You may remember this from a few months ago -- the Washington Post wanted to create a network of local bloggers to provide content for the Washington Post. It was an unpaid gig, but bloggers would offer up a couple of paragraphs on the Post website, and readers could click through to the blogger's site to read the rest of the piece.
Well, it hasn't turned out that way.
But merely reprinting and linking to existing blog content is not the Post’s goal. Their real intention is to direct the bloggers to provide content that would only appear on the Post’s website. And the Post has been emailing its bloggers non-stop to get them to provide this free and exclusive work.

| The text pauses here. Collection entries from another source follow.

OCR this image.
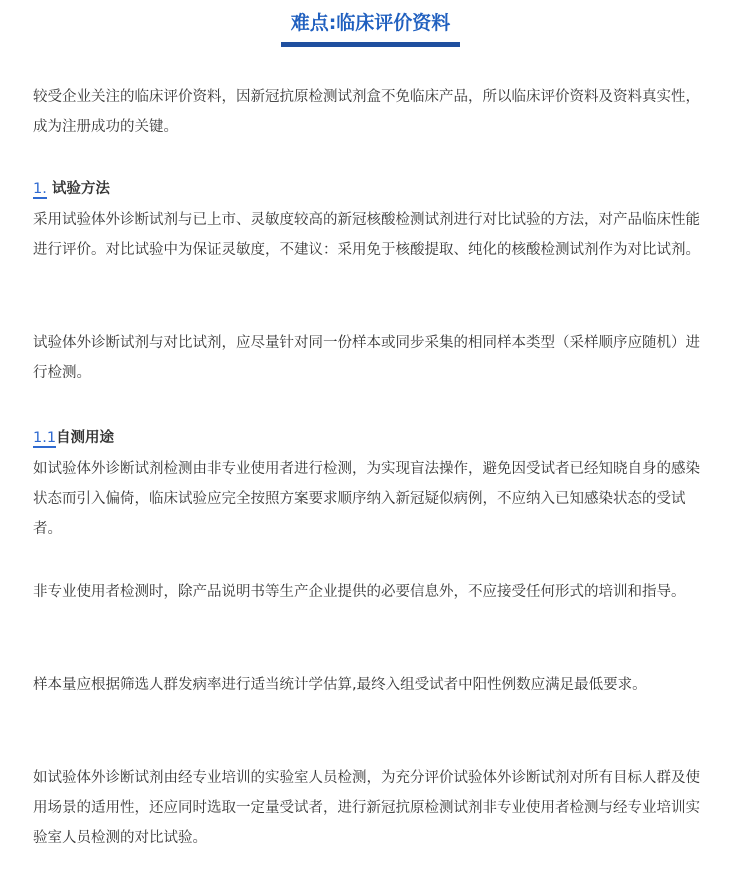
难点:临床评价资料

较受企业关注的临床评价资料，因新冠抗原检测试剂盒不免临床产品，所以临床评价资料及资料真实性，成为注册成功的关键。

1. 试验方法

采用试验体外诊断试剂与已上市、灵敏度较高的新冠核酸检测试剂进行对比试验的方法，对产品临床性能进行评价。对比试验中为保证灵敏度，不建议：采用免于核酸提取、纯化的核酸检测试剂作为对比试剂。

试验体外诊断试剂与对比试剂，应尽量针对同一份样本或同步采集的相同样本类型（采样顺序应随机）进行检测。

1.1自测用途

如试验体外诊断试剂检测由非专业使用者进行检测，为实现盲法操作，避免因受试者已经知晓自身的感染状态而引入偏倚，临床试验应完全按照方案要求顺序纳入新冠疑似病例，不应纳入已知感染状态的受试者。

非专业使用者检测时，除产品说明书等生产企业提供的必要信息外，不应接受任何形式的培训和指导。

样本量应根据筛选人群发病率进行适当统计学估算,最终入组受试者中阳性例数应满足最低要求。

如试验体外诊断试剂由经专业培训的实验室人员检测，为充分评价试验体外诊断试剂对所有目标人群及使用场景的适用性，还应同时选取一定量受试者，进行新冠抗原检测试剂非专业使用者检测与经专业培训实验室人员检测的对比试验。
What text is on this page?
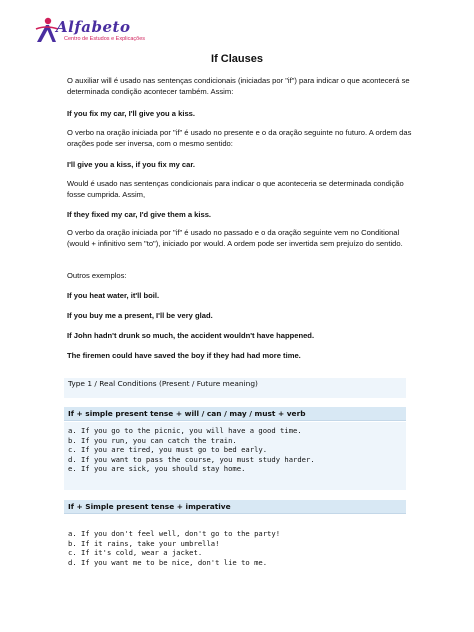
Alfabeto
Centro de Estudos e Explicações
If Clauses

O auxiliar will é usado nas sentenças condicionais (iniciadas por "if") para indicar o que acontecerá se determinada condição acontecer também. Assim:

If you fix my car, I'll give you a kiss.

O verbo na oração iniciada por "if" é usado no presente e o da oração seguinte no futuro. A ordem das orações pode ser inversa, com o mesmo sentido:

I'll give you a kiss, if you fix my car.

Would é usado nas sentenças condicionais para indicar o que aconteceria se determinada condição fosse cumprida. Assim,

If they fixed my car, I'd give them a kiss.

O verbo da oração iniciada por "if" é usado no passado e o da oração seguinte vem no Conditional (would + infinitivo sem "to"), iniciado por would. A ordem pode ser invertida sem prejuízo do sentido.

Outros exemplos:

If you heat water, it'll boil.

If you buy me a present, I'll be very glad.

If John hadn't drunk so much, the accident wouldn't have happened.

The firemen could have saved the boy if they had had more time.

Type 1 / Real Conditions (Present / Future meaning)
If + simple present tense + will / can / may / must + verb
a. If you go to the picnic, you will have a good time.
b. If you run, you can catch the train.
c. If you are tired, you must go to bed early.
d. If you want to pass the course, you must study harder.
e. If you are sick, you should stay home.
If + Simple present tense + imperative
a. If you don't feel well, don't go to the party!
b. If it rains, take your umbrella!
c. If it's cold, wear a jacket.
d. If you want me to be nice, don't lie to me.
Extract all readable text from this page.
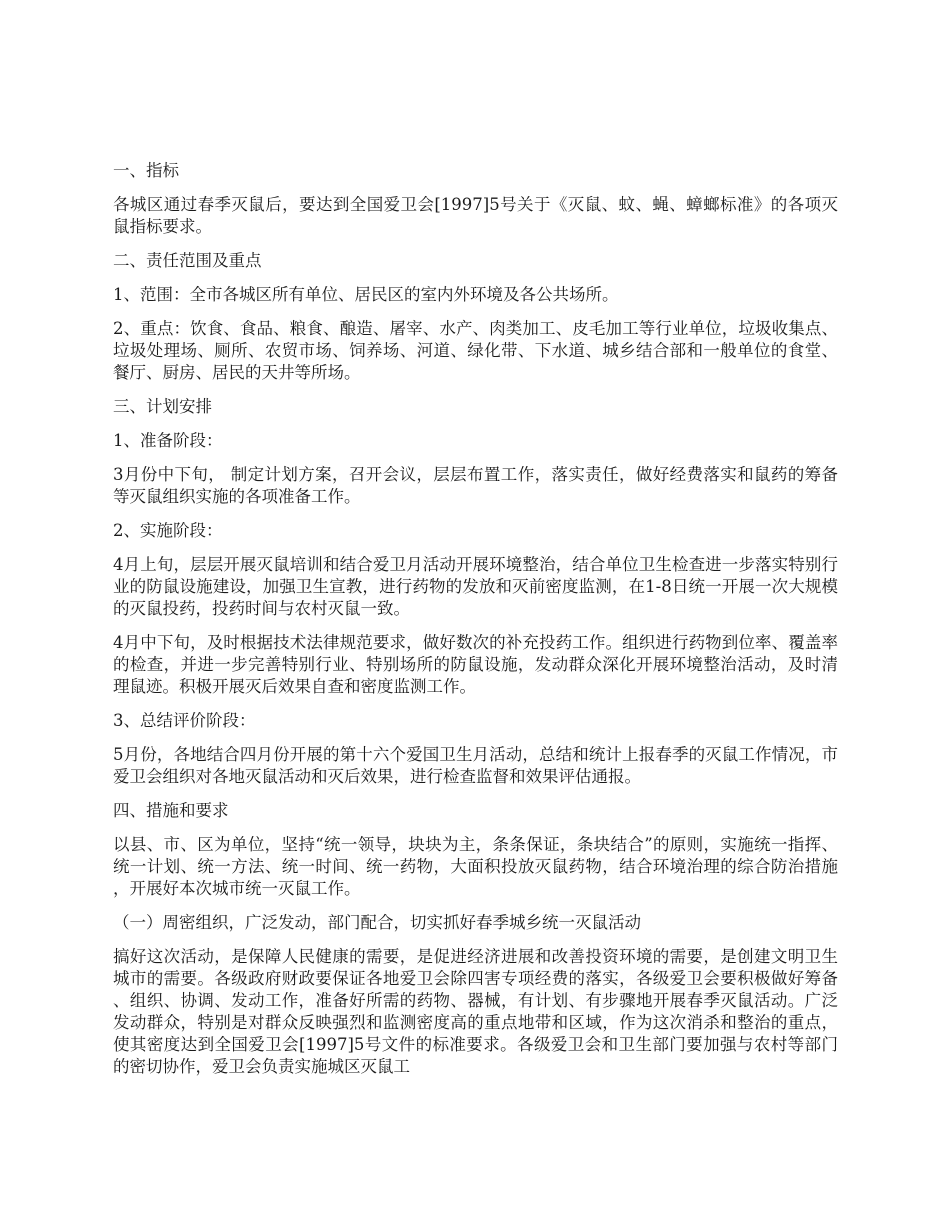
一、指标

各城区通过春季灭鼠后，要达到全国爱卫会[1997]5号关于《灭鼠、蚊、蝇、蟑螂标准》的各项灭鼠指标要求。

二、责任范围及重点

1、范围：全市各城区所有单位、居民区的室内外环境及各公共场所。

2、重点：饮食、食品、粮食、酿造、屠宰、水产、肉类加工、皮毛加工等行业单位，垃圾收集点、垃圾处理场、厕所、农贸市场、饲养场、河道、绿化带、下水道、城乡结合部和一般单位的食堂、餐厅、厨房、居民的天井等所场。

三、计划安排

1、准备阶段：

3月份中下旬， 制定计划方案，召开会议，层层布置工作，落实责任，做好经费落实和鼠药的筹备等灭鼠组织实施的各项准备工作。

2、实施阶段：

4月上旬，层层开展灭鼠培训和结合爱卫月活动开展环境整治，结合单位卫生检查进一步落实特别行业的防鼠设施建设，加强卫生宣教，进行药物的发放和灭前密度监测，在1-8日统一开展一次大规模的灭鼠投药，投药时间与农村灭鼠一致。

4月中下旬，及时根据技术法律规范要求，做好数次的补充投药工作。组织进行药物到位率、覆盖率的检查，并进一步完善特别行业、特别场所的防鼠设施，发动群众深化开展环境整治活动，及时清理鼠迹。积极开展灭后效果自查和密度监测工作。

3、总结评价阶段：

5月份，各地结合四月份开展的第十六个爱国卫生月活动，总结和统计上报春季的灭鼠工作情况，市爱卫会组织对各地灭鼠活动和灭后效果，进行检查监督和效果评估通报。

四、措施和要求

以县、市、区为单位，坚持“统一领导，块块为主，条条保证，条块结合”的原则，实施统一指挥、统一计划、统一方法、统一时间、统一药物，大面积投放灭鼠药物，结合环境治理的综合防治措施，开展好本次城市统一灭鼠工作。

（一）周密组织，广泛发动，部门配合，切实抓好春季城乡统一灭鼠活动

搞好这次活动，是保障人民健康的需要，是促进经济进展和改善投资环境的需要，是创建文明卫生城市的需要。各级政府财政要保证各地爱卫会除四害专项经费的落实，各级爱卫会要积极做好筹备、组织、协调、发动工作，准备好所需的药物、器械，有计划、有步骤地开展春季灭鼠活动。广泛发动群众，特别是对群众反映强烈和监测密度高的重点地带和区域，作为这次消杀和整治的重点，使其密度达到全国爱卫会[1997]5号文件的标准要求。各级爱卫会和卫生部门要加强与农村等部门的密切协作，爱卫会负责实施城区灭鼠工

Click through the link above to read the Post's orders to the bloggers. In short, the Post has created a "workflow plan" requiring the bloggers to be on call on certain dates to provide original content, it's encouraging them to do original reporting, and it's even begun assigning stories to them.
It’s obvious what’s going on here. The Post has absolutely no intention of driving traffic to independent blogs. Instead, it wants the bloggers to concentrate on writing free, exclusive content for the Post [...] And the Post is getting all of this for FREE.
Every paid reporter at the Post should be up in arms over this.
Absolutely. This fucks over the bloggers, and let's the Post get away without hiring more reporters (or even firing existing ones, if the program takes off).
The future of journalism might be hazy, but this certainly isn't the answer.